Reddit dataset versions

mfbalin · February 16, 2020, 11:17pm

Hello,

I have been experimenting with the Reddit dataset provided in dgl.data. However, looking at other papers such as Cluster-GCN, I have seen that they report the number of edges in the Reddit dataset as 11M, not 110M. Why is this difference?
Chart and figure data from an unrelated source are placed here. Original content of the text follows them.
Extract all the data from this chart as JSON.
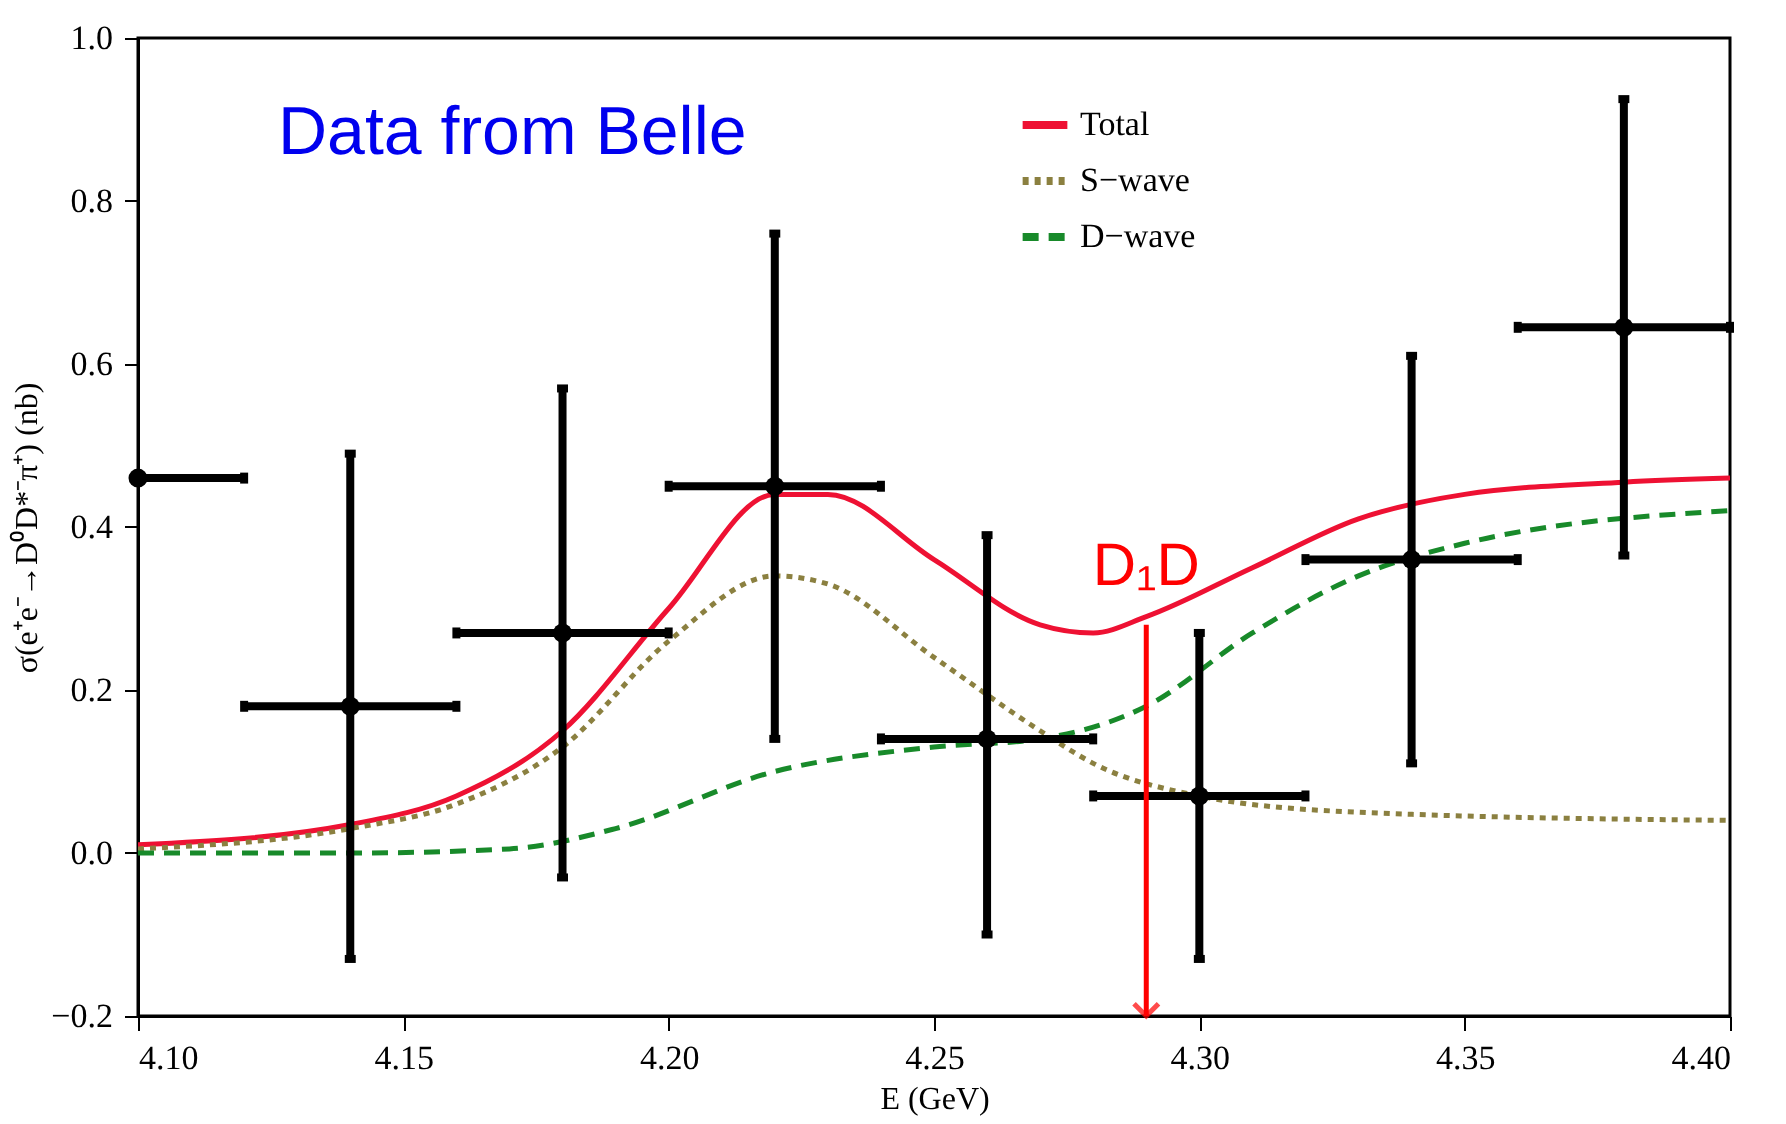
{
  "chart_data": {
    "type": "line",
    "xlabel": "E (GeV)",
    "ylabel": "σ(e⁺e⁻→D⁰D*⁻π⁺) (nb)",
    "xlim": [
      4.1,
      4.4
    ],
    "ylim": [
      -0.2,
      1.0
    ],
    "xticks": [
      {
        "value": 4.1,
        "label": "4.10"
      },
      {
        "value": 4.15,
        "label": "4.15"
      },
      {
        "value": 4.2,
        "label": "4.20"
      },
      {
        "value": 4.25,
        "label": "4.25"
      },
      {
        "value": 4.3,
        "label": "4.30"
      },
      {
        "value": 4.35,
        "label": "4.35"
      },
      {
        "value": 4.4,
        "label": "4.40"
      }
    ],
    "yticks": [
      {
        "value": -0.2,
        "label": "−0.2"
      },
      {
        "value": 0,
        "label": "0.0"
      },
      {
        "value": 0.2,
        "label": "0.2"
      },
      {
        "value": 0.4,
        "label": "0.4"
      },
      {
        "value": 0.6,
        "label": "0.6"
      },
      {
        "value": 0.8,
        "label": "0.8"
      },
      {
        "value": 1.0,
        "label": "1.0"
      }
    ],
    "grid": false,
    "legend": "top right",
    "series": [
      {
        "name": "Total",
        "color": "#ee1133",
        "line_style": "solid",
        "x": [
          4.1,
          4.14,
          4.16,
          4.18,
          4.2,
          4.22,
          4.23,
          4.25,
          4.27,
          4.28,
          4.29,
          4.31,
          4.33,
          4.35,
          4.38,
          4.4
        ],
        "values": [
          0.01,
          0.035,
          0.07,
          0.15,
          0.3,
          0.44,
          0.44,
          0.36,
          0.28,
          0.27,
          0.29,
          0.35,
          0.41,
          0.44,
          0.455,
          0.46
        ]
      },
      {
        "name": "S−wave",
        "color": "#8b8040",
        "line_style": "dotted",
        "x": [
          4.1,
          4.14,
          4.16,
          4.18,
          4.2,
          4.22,
          4.23,
          4.25,
          4.27,
          4.28,
          4.3,
          4.33,
          4.4
        ],
        "values": [
          0.005,
          0.03,
          0.06,
          0.13,
          0.26,
          0.34,
          0.33,
          0.24,
          0.15,
          0.11,
          0.07,
          0.05,
          0.04
        ]
      },
      {
        "name": "D−wave",
        "color": "#188a2a",
        "line_style": "dashed",
        "x": [
          4.1,
          4.14,
          4.17,
          4.19,
          4.22,
          4.25,
          4.27,
          4.29,
          4.31,
          4.33,
          4.35,
          4.4
        ],
        "values": [
          0.0,
          0.0,
          0.005,
          0.03,
          0.1,
          0.13,
          0.14,
          0.18,
          0.27,
          0.34,
          0.38,
          0.42
        ]
      },
      {
        "type": "scatter",
        "color": "#000000",
        "marker": "circle",
        "x": [
          4.1,
          4.14,
          4.18,
          4.22,
          4.26,
          4.3,
          4.34,
          4.38
        ],
        "values": [
          0.46,
          0.18,
          0.27,
          0.45,
          0.14,
          0.07,
          0.36,
          0.645
        ],
        "errors": [
          null,
          [
            -0.13,
            0.49
          ],
          [
            -0.03,
            0.57
          ],
          [
            0.14,
            0.76
          ],
          [
            -0.1,
            0.39
          ],
          [
            -0.13,
            0.27
          ],
          [
            0.11,
            0.61
          ],
          [
            0.365,
            0.925
          ]
        ],
        "xerrors": [
          [
            4.1,
            4.12
          ],
          0.02,
          0.02,
          0.02,
          0.02,
          0.02,
          0.02,
          0.02
        ]
      }
    ],
    "annotations": [
      "Data from Belle",
      {
        "text": "D₁D",
        "x": 4.29,
        "y": 0.28
      }
    ]
  }
}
How can I use the 11M version to compare the accuracy numbers I get to other papers?

zihao · February 17, 2020, 8:07am

The reddit dataset we are using is the same as GraphSAGE paper and SGC paper, the number of edges is 114M.
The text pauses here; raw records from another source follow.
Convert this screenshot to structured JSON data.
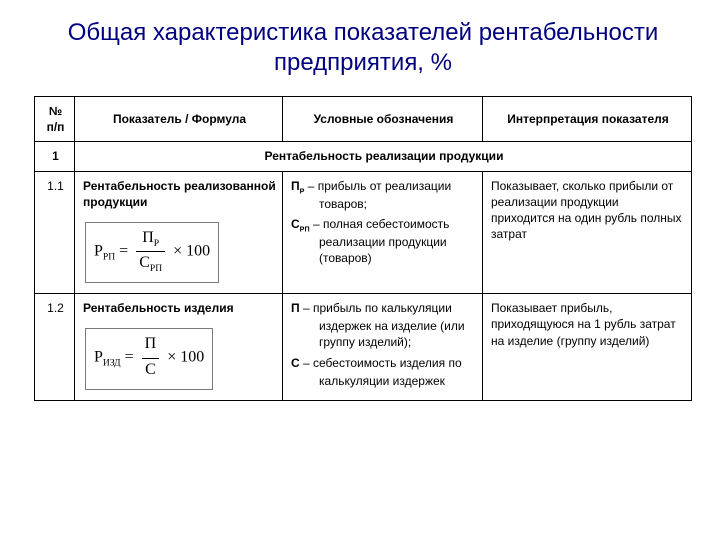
{
  "title": "Общая характеристика показателей рентабельности предприятия, %",
  "headers": {
    "num": "№ п/п",
    "indicator": "Показатель / Формула",
    "symbols": "Условные обозначения",
    "interpretation": "Интерпретация показателя"
  },
  "section": {
    "num": "1",
    "label": "Рентабельность реализации продукции"
  },
  "rows": [
    {
      "num": "1.1",
      "indicator_name": "Рентабельность реализованной продукции",
      "formula": {
        "lhs": "Р",
        "lhs_sub": "РП",
        "num": "П",
        "num_sub": "Р",
        "den": "С",
        "den_sub": "РП",
        "times100": "× 100"
      },
      "symbols": [
        {
          "sym": "П",
          "sub": "Р",
          "text": " – прибыль от реализации товаров;"
        },
        {
          "sym": "С",
          "sub": "РП",
          "text": " – полная себестоимость реализации продукции (товаров)"
        }
      ],
      "interpretation": "Показывает, сколько прибыли от реализации продукции приходится на один рубль полных затрат"
    },
    {
      "num": "1.2",
      "indicator_name": "Рентабельность изделия",
      "formula": {
        "lhs": "Р",
        "lhs_sub": "ИЗД",
        "num": "П",
        "num_sub": "",
        "den": "С",
        "den_sub": "",
        "times100": "× 100"
      },
      "symbols": [
        {
          "sym": "П",
          "sub": "",
          "text": " – прибыль по калькуляции издержек на изделие (или группу изделий);"
        },
        {
          "sym": "С",
          "sub": "",
          "text": " – себестоимость изделия по калькуляции издержек"
        }
      ],
      "interpretation": "Показывает прибыль, приходящуюся на 1 рубль затрат на изделие (группу изделий)"
    }
  ],
  "style": {
    "title_color": "#000080",
    "border_color": "#000000",
    "formula_border": "#7a7a7a",
    "bg": "#ffffff",
    "font_body": 12,
    "font_title": 24
  }
}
11M looks more like a typo for me and I’ll take a look at their paper and code to verify that.

mfbalin · February 17, 2020, 2:00pm

Most other papers report the edge count of reddit they use as either 11M or 23M. You can take a look at GraphSaint or VR-GCN too.
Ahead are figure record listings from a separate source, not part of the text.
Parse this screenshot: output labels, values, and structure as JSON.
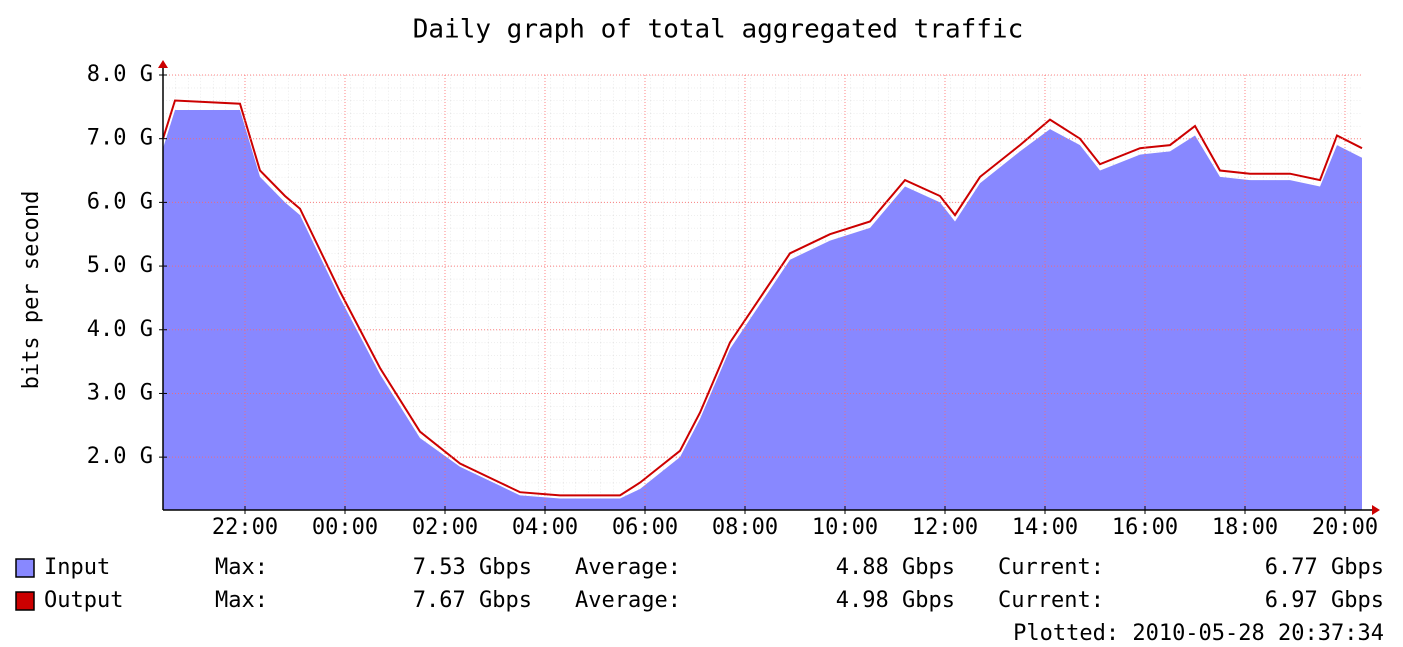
{
  "chart_data": {
    "type": "area-line",
    "title": "Daily graph of total aggregated traffic",
    "y_label": "bits per second",
    "x": [
      20.36,
      20.6,
      21.9,
      22.3,
      22.8,
      23.1,
      23.9,
      24.7,
      25.5,
      26.3,
      27.1,
      27.5,
      28.3,
      29.5,
      29.9,
      30.7,
      31.1,
      31.7,
      32.3,
      32.9,
      33.7,
      34.5,
      35.2,
      35.9,
      36.2,
      36.7,
      37.5,
      38.1,
      38.7,
      39.1,
      39.9,
      40.5,
      41.0,
      41.5,
      42.1,
      42.9,
      43.5,
      43.84,
      44.34
    ],
    "series": [
      {
        "name": "Input",
        "color": "#8888ff",
        "style": "area",
        "values": [
          6.85,
          7.45,
          7.45,
          6.4,
          6.0,
          5.8,
          4.5,
          3.3,
          2.3,
          1.85,
          1.55,
          1.4,
          1.35,
          1.35,
          1.5,
          2.0,
          2.6,
          3.7,
          4.4,
          5.1,
          5.4,
          5.6,
          6.25,
          6.0,
          5.7,
          6.3,
          6.8,
          7.15,
          6.9,
          6.5,
          6.75,
          6.8,
          7.05,
          6.4,
          6.35,
          6.35,
          6.25,
          6.9,
          6.7
        ],
        "stats": [
          "Max:",
          "7.53 Gbps",
          "Average:",
          "4.88 Gbps",
          "Current:",
          "6.77 Gbps"
        ]
      },
      {
        "name": "Output",
        "color": "#cc0000",
        "style": "line",
        "values": [
          7.0,
          7.6,
          7.55,
          6.5,
          6.1,
          5.9,
          4.6,
          3.4,
          2.4,
          1.9,
          1.6,
          1.45,
          1.4,
          1.4,
          1.6,
          2.1,
          2.7,
          3.8,
          4.5,
          5.2,
          5.5,
          5.7,
          6.35,
          6.1,
          5.8,
          6.4,
          6.9,
          7.3,
          7.0,
          6.6,
          6.85,
          6.9,
          7.2,
          6.5,
          6.45,
          6.45,
          6.35,
          7.05,
          6.85
        ],
        "stats": [
          "Max:",
          "7.67 Gbps",
          "Average:",
          "4.98 Gbps",
          "Current:",
          "6.97 Gbps"
        ]
      }
    ],
    "xlim": [
      20.36,
      44.34
    ],
    "xticks": [
      {
        "value": 22,
        "label": "22:00"
      },
      {
        "value": 24,
        "label": "00:00"
      },
      {
        "value": 26,
        "label": "02:00"
      },
      {
        "value": 28,
        "label": "04:00"
      },
      {
        "value": 30,
        "label": "06:00"
      },
      {
        "value": 32,
        "label": "08:00"
      },
      {
        "value": 34,
        "label": "10:00"
      },
      {
        "value": 36,
        "label": "12:00"
      },
      {
        "value": 38,
        "label": "14:00"
      },
      {
        "value": 40,
        "label": "16:00"
      },
      {
        "value": 42,
        "label": "18:00"
      },
      {
        "value": 44,
        "label": "20:00"
      }
    ],
    "ylim": [
      1.17,
      8.0
    ],
    "yticks": [
      {
        "value": 2,
        "label": "2.0 G"
      },
      {
        "value": 3,
        "label": "3.0 G"
      },
      {
        "value": 4,
        "label": "4.0 G"
      },
      {
        "value": 5,
        "label": "5.0 G"
      },
      {
        "value": 6,
        "label": "6.0 G"
      },
      {
        "value": 7,
        "label": "7.0 G"
      },
      {
        "value": 8,
        "label": "8.0 G"
      }
    ],
    "grid": true,
    "footer": "Plotted: 2010-05-28 20:37:34"
  }
}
xixi-baba · January 13, 2021, 4:47pm

SGC also used the 11.6M version，are there any ways to get the 11.6M dataset？

zihao · January 14, 2021, 4:06am

Sorry about the confusion, actually there are two reddit datasets.

You can download their 11.6M dataset from the link provided in Training Accuracy much lower than Validation Accuracy · Issue #9 · matenure/FastGCN (github.com).